Thermal imaging cameras (TICs) can provide an image of a scene, much like a standard camera, but instead they point out hot points and components. It can be used in the same way that the smaller non-contact models are used, except they provide far more specific information. Rather than simply indicating that a metal bearing housing is getting a little warmer than normal, you may be able to see that the top-left side of the bearing housing (for example) is the origin of the heat from friction.
Figure 2. The FLIR E96 14 hand-held infrared camera. Image courtesy of FLIR.
A third type of sensor is perhaps a bit more traditional. Permanently mounted sensors, such as thermocouples or thermistors can be attached to potential problem spots. That way, data recording can happen at any time, and it doesn’t require walking around to measure and record each point. These kinds of sensors are used all the time for process control, but they can work equally as well for predicting failures.
There are two similar approaches to measuring vibration: temporary and permanent sensor methods. Vibration information is usually collected through the use of an accelerometer. This is a small circuit that measures accelerations (changes in velocity). Back and forth motion is both cyclic and it obviously shows extreme changes in velocity. Both properties are evaluated to give both an acceleration value as well as an actual motion in mm or inches.
Commercially available mobile vibration sensors can be pressed up against rigid, fixed components to measure vibration in three axes. Again, the actual amount of vibration or motion is not as useful as knowing the deviation from a properly working tool.

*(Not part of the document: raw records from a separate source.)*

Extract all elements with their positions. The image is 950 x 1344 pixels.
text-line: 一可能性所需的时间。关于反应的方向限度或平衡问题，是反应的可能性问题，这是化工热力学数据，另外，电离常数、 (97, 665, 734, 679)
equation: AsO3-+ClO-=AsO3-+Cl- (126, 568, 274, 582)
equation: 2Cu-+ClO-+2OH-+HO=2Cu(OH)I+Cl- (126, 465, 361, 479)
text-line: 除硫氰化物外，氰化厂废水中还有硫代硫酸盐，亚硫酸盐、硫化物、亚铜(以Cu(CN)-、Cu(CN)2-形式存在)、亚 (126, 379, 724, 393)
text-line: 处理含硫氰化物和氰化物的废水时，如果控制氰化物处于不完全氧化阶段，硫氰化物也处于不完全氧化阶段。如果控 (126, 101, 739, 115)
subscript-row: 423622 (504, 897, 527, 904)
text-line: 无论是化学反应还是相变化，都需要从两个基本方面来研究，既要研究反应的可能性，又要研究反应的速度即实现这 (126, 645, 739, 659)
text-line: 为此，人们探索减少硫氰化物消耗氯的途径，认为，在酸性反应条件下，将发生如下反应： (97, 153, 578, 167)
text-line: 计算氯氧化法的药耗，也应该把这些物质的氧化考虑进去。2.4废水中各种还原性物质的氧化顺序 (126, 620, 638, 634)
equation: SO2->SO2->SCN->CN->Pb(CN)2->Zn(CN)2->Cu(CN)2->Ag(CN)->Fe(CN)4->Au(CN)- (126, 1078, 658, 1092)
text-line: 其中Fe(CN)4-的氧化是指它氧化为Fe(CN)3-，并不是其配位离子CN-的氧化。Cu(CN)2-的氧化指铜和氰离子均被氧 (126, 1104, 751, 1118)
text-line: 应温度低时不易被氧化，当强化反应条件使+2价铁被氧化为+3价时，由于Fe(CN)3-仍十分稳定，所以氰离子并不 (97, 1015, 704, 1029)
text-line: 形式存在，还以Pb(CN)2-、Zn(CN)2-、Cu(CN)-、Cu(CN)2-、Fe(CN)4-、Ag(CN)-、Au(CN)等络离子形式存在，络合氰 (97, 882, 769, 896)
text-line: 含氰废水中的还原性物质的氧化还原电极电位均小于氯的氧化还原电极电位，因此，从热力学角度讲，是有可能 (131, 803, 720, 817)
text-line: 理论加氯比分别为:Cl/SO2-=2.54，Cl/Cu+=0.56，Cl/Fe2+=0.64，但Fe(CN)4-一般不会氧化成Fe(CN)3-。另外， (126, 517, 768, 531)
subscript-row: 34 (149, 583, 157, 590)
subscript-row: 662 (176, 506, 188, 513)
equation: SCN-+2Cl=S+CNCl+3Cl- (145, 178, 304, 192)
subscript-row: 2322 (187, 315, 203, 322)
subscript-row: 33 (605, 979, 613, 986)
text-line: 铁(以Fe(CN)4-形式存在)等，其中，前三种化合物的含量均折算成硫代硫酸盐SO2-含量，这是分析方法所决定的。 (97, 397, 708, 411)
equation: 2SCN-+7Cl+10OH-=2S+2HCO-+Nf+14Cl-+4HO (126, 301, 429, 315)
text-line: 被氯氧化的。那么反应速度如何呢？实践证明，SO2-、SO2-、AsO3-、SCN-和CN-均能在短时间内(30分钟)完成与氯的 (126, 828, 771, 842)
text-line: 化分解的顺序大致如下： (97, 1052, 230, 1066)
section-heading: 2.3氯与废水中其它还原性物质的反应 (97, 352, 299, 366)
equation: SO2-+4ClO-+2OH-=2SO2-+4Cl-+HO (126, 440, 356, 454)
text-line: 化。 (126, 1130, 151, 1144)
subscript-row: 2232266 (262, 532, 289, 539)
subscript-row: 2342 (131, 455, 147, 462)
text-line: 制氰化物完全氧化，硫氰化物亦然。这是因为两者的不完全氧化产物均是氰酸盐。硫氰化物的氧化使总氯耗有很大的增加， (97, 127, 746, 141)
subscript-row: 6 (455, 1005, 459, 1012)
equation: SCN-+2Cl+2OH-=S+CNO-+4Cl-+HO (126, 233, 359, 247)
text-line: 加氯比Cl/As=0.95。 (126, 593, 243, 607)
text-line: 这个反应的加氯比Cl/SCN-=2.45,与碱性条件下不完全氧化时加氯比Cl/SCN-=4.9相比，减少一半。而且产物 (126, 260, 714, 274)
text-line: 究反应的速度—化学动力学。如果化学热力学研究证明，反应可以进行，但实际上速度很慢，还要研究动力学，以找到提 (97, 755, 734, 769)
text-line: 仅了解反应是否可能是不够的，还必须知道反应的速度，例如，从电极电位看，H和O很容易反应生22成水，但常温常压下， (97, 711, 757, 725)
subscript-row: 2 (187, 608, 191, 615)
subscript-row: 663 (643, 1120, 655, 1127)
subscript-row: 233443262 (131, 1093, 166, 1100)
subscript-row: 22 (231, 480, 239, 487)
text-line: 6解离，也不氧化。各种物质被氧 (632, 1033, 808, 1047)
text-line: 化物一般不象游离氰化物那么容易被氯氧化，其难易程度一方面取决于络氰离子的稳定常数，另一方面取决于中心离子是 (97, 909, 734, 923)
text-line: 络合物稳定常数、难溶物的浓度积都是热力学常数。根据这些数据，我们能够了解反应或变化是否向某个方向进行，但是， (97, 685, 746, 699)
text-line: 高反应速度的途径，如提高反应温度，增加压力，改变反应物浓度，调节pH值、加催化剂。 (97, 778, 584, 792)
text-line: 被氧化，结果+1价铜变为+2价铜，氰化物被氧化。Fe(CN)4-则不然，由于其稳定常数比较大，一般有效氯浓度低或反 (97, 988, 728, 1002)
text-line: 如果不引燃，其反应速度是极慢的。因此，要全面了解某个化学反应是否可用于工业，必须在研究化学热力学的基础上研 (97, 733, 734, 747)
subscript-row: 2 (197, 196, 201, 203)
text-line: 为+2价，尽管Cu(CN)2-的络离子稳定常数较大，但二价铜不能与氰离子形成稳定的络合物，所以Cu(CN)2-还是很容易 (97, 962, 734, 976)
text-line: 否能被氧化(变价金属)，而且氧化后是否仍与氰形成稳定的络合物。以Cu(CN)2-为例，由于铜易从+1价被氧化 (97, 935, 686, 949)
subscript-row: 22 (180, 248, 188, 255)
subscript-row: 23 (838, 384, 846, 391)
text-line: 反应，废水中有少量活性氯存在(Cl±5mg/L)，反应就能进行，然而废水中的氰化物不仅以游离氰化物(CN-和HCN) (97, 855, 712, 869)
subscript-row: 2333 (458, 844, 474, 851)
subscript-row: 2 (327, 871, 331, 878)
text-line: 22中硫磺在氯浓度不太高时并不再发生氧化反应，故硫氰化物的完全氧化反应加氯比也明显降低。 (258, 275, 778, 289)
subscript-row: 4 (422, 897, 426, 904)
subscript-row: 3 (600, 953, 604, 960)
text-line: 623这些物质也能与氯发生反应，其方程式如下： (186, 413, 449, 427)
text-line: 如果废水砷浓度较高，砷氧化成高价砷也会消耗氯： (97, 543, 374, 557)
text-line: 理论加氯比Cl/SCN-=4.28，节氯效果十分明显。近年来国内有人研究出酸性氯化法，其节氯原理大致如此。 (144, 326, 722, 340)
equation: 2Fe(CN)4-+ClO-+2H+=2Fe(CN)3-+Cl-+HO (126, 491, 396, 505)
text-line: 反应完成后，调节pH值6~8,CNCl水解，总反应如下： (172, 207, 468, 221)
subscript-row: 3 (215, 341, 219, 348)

Figure 3. A technician uses the Fluke 810 Vibration Tester. Image courtesy of Fluke.
Another modern approach to vibration sensing is to use Smart Phone apps that use the built-in accelerometer to gain information. Since these phones are so common, this can be an excellent cost-saving approach to data collection.
As with temperature, there are also sensors that can be attached to the metal components on a more permanent basis and data is collected remotely.
Again, the logging of data over a period of time is critical to evaluating working conditions, and to predict when failure is likely to occur. The original source of the problem can be evaluated and repaired before the machine fails at the worst possible moment.
This final measurement requires specific humidity sensors to properly collect data. They usually are not very expensive or difficult to install. Humidity is different than the previous two measurements since there usually is a stated acceptable humidity range for any device. If the reading falls outside of this boundary (usually the problem is when humidity is too high), an external contact can enable a heater or air dryer to reach the proper conditions.
Figure 4. The Fluke 971 temperature humidity meter tracks temperature and humidity in the air. Image courtesy of Fluke.
An example may be a light bulb inside a control cabinet. It can dry the air if the humidity rises too high, but it should not run constantly because of the heat that is constantly generated, and the energy being wasted if not needed.
In larger systems, such as an entire building’s air system, this sensor may feed information to a central control system that can adjust the HVAC system to reach the proper conditions. The environment should ideally be both low enough to be safe for equipment and high enough to be comfortable for people working in that space.